Are there rules or trends for -ty vs -ness in general? Could "thoroughty" have been a word if thoroughness hadn't been there? [closed]

In a recent SE answer I've written:

I think that other answerers can address this with more historical thoroughty than I, so I'll defer to their expertise, but it sounds like the LRO frozen orbit is likely the best representative example of what's been achieved to date.

I'd hoped that it would turn out to be a word, and it's possible that others have in the past as well

Google Ngram viewer shows usage of the word surfacing around the beginning of the nineteenth century and reaching a minuscule crescendo around the beginning of the twentieth century before dropping into the noise soon after.

though comments suggest this represents the rate of typographical errors.

To me it seems that while thoroughty had the chance to exist in the English language, somehow thoroughness always had the upper hand and finally won.

Question: Are there any grammatical or historical reasons why thoroughty could not have functioned just as well as thoroughness? Is there a general trend or rule when -ty and -ness are both possible, or has it been essentially random? Are there any cases where they coexist?

The English Lessons Brighton article How to use suffixes to create nouns from adjectives and verbs lists -ness and -ity but not -ty (except in comments) but I don't see any discussion as to how these selections arose.

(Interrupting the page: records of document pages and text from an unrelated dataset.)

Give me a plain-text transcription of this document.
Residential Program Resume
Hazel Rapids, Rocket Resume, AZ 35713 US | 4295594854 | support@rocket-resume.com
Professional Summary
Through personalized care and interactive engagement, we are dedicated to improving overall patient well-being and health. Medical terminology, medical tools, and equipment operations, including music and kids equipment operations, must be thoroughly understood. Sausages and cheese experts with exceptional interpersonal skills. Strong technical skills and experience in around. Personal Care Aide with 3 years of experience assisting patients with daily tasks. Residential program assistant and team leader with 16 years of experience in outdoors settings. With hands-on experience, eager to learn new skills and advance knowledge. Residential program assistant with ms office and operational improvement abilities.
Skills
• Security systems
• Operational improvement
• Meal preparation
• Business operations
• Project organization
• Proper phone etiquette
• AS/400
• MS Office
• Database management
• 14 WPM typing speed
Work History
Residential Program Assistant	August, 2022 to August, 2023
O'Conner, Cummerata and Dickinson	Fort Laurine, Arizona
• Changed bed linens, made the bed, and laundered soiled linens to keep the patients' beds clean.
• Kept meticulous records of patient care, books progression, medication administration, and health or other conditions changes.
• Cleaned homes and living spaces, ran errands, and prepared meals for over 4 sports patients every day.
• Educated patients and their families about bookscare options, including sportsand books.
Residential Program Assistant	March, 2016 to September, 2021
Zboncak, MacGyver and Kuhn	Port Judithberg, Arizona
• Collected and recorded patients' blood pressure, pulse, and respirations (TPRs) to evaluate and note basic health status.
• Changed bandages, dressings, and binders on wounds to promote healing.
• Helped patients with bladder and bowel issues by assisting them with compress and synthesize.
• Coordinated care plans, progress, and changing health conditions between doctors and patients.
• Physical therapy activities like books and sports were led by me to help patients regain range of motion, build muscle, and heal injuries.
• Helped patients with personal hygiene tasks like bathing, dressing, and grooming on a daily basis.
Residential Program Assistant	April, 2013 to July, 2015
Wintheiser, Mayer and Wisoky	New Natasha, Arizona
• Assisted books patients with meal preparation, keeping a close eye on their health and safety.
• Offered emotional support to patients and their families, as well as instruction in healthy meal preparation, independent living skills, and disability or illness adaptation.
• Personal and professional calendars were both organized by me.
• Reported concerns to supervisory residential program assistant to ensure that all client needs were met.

I'm thinking of uses such as

  • proceed with all due thoroughty/thoroughness
  • they demonstrated exemplary thoroughty/thoroughness

Google Ngram viewer for "thoroughty"


Are there any grammatical or historical reasons why thoroughty could not have functioned just as well as thoroughness?

There is no reason that I know of that makes it so that -ty necessarily could not have functioned to form a noun thoroughty with the same meaning as the actually existing existing thoroughness. I only mean this in the very weak sense that there is no reason any word, like "thorough" itself, necessarily has the form that it does. Large portions of languages are arbitrary, and could function just as well if they were different from how they actually are.

Is there a general trend or rule when -ty and -ness are both possible, or has it been essentially random?

It is not random: the distribution shows the effects of their historical origins. The ending -ness, a native English suffix, is found attached to a wide range of adjectives, and can easily be attached to create new nouns. The ending -ty, a borrowed element, was often already attached to words at the time they entered English.

Some -ty nouns are built on stems that don't even exist as bare adjectives in English, as with beauty, celerity, integrity.

New -ty nouns mostly tend to be formed on adjectives that have a Latinate ending such as -able, -al, -ous, -ose, -ic, -ive.

Are there any cases where they coexist?

Yes. However, many -ness words have only minor usage compared to their synonymous -ty counterparts. For example, stableness and realness both exist, but are much less common than stability and reality. Some pairs of -ty and -ness nouns have distinct meanings for certain specific senses.